Bronka Giurova is born in Shumen, Bulgaria, in the first day of 1910. A few years later, her family moves to Varna, where she attends elementary and secondary school.

In 1927, she is accepted into the Academy of Visual Arts in Sofia.

In 1937, she studies a Masters program in the Superior School of Illustration in Brussels, Belgium. Afterwards, she returns to Bulgaria and takes part of collective exhibitions both in her home country and abroad.

Her first solo exhibition is organized in In 1942 in Sofia, Bulgaria.

In 1947, after World War II, she marries Bulgarian painter Eliezer Alcheh.

In the after-war period, the atmosphere and working conditions become very hostile, since they belonged to the formalist artist collective called The New Ones, whose work and ideas weren’t accepted by the ideological demands of the communist regime that ruled Bulgaria. A decree by the Soviet Union expels them from the Painters Union, also making any artistic activity or work outside the Union impossible. The circumstances made it impossible to live there. Her husband, Eliezer Alcheh, had already been persecuted during the war for being Jewish, and he was once again forced to stop his artistic activities.

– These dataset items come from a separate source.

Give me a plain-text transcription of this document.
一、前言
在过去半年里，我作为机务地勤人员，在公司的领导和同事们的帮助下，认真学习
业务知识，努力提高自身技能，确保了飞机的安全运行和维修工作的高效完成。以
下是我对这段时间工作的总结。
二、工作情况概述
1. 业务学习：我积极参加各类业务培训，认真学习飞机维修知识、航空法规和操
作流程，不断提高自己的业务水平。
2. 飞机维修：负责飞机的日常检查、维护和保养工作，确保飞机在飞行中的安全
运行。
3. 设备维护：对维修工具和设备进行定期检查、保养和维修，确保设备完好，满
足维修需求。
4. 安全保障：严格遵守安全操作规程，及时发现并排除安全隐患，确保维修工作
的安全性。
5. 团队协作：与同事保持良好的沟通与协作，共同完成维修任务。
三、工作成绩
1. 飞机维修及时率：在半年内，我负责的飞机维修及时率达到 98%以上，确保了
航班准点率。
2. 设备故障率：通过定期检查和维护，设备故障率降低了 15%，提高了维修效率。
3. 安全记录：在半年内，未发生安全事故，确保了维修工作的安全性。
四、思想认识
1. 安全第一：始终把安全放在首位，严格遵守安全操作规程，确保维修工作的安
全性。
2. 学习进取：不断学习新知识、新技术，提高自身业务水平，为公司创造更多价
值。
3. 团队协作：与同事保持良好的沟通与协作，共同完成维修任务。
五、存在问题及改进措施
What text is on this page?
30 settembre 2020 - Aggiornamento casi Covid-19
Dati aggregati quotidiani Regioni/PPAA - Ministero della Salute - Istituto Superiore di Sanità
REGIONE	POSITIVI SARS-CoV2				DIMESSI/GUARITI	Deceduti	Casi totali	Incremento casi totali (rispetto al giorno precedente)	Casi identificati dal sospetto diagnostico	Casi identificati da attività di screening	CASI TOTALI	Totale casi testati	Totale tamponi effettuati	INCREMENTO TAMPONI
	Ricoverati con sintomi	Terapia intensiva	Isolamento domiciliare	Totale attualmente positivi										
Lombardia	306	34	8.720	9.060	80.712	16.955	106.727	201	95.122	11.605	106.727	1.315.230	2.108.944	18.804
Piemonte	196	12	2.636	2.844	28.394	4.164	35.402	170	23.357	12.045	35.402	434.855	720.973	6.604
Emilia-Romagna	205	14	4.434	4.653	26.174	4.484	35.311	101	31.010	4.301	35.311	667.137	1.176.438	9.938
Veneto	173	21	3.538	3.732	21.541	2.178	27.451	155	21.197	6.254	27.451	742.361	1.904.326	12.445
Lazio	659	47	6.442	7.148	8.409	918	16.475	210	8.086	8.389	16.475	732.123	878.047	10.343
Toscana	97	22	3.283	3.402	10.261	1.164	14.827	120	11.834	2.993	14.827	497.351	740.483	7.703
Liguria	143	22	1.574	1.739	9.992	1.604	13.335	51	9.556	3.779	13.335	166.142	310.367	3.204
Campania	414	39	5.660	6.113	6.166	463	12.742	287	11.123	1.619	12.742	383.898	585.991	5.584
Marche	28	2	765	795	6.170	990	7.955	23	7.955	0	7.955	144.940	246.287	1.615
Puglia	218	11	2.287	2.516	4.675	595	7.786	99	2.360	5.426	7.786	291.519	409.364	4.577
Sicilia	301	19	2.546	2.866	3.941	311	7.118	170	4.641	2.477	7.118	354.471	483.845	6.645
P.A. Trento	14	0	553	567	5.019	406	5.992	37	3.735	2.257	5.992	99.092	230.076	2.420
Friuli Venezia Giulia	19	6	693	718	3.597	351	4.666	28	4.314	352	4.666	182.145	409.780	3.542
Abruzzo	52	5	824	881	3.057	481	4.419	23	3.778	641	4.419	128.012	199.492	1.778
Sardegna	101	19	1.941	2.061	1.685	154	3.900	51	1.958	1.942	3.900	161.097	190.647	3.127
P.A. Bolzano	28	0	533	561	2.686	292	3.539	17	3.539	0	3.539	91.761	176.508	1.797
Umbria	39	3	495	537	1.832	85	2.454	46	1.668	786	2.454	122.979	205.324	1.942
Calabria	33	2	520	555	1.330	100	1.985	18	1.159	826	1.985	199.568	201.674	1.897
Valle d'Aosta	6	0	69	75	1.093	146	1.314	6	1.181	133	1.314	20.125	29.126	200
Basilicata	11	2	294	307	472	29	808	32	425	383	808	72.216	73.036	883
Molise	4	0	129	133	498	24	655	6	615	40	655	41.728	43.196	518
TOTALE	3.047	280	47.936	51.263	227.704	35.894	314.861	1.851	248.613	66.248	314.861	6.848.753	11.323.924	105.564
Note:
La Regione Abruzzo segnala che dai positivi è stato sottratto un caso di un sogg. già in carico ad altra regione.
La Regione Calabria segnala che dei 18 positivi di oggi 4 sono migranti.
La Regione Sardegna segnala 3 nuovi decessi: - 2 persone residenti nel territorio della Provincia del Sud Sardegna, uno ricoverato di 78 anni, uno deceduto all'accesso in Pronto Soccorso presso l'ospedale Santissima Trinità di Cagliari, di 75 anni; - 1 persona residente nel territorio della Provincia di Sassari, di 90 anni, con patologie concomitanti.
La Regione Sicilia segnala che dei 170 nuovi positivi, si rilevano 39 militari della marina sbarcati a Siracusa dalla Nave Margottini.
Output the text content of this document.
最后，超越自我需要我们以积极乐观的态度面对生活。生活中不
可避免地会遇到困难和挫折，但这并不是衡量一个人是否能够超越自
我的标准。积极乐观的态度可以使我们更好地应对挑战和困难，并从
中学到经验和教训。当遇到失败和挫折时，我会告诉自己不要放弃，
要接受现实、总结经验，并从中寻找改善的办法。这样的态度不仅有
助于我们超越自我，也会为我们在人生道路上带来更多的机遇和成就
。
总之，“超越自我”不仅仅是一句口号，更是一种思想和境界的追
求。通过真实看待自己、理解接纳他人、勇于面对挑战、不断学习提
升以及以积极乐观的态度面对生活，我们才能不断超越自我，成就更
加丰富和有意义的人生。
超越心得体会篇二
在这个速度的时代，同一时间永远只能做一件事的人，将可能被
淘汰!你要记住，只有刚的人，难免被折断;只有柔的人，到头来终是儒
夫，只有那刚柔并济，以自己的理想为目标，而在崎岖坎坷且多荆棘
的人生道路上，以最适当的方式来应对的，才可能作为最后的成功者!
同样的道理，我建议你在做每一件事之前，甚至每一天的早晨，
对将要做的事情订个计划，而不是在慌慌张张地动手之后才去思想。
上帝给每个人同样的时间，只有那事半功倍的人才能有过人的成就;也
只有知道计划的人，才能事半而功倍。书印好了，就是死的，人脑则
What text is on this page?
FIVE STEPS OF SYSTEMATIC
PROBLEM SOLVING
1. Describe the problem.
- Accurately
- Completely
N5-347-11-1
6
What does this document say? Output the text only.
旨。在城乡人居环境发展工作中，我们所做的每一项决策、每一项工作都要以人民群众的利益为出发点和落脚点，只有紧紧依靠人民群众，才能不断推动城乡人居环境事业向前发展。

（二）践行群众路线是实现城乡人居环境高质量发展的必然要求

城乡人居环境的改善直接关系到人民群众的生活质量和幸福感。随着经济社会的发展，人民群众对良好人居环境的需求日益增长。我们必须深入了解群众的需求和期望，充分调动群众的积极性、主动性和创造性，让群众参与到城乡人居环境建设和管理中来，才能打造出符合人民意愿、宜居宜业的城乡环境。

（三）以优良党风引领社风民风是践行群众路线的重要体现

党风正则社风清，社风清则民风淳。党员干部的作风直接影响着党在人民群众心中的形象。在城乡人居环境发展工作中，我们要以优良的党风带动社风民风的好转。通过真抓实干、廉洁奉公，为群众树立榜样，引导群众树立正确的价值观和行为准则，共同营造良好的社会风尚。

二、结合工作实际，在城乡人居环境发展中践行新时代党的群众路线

In this context, they decide to leave Bulgaria in 1951.

They leave for Milan, and live there for about a year. In 1952, they arrive to Buenos Aires, Argentina. There, in a prosperous country, they had relatives, and Alcheh knew the language.

In 1955, Giurova’s first solo exhibition is organized at the Müller gallery in Buenos Aires. She continues working in applied arts, painting fabric designs and giving painting lessons.

In 1979, the Painters Union of Bulgaria organizes a solo show of her works in Sofia, in their own building, mending the past expulsion of the Union.

A few years later, she is invited to Bulgaria again, to take part of a collective exhibition of Bulgarian painters living abroad. She returns to the country of her affections regularly.

In 1995, she passes away in Buenos Aires.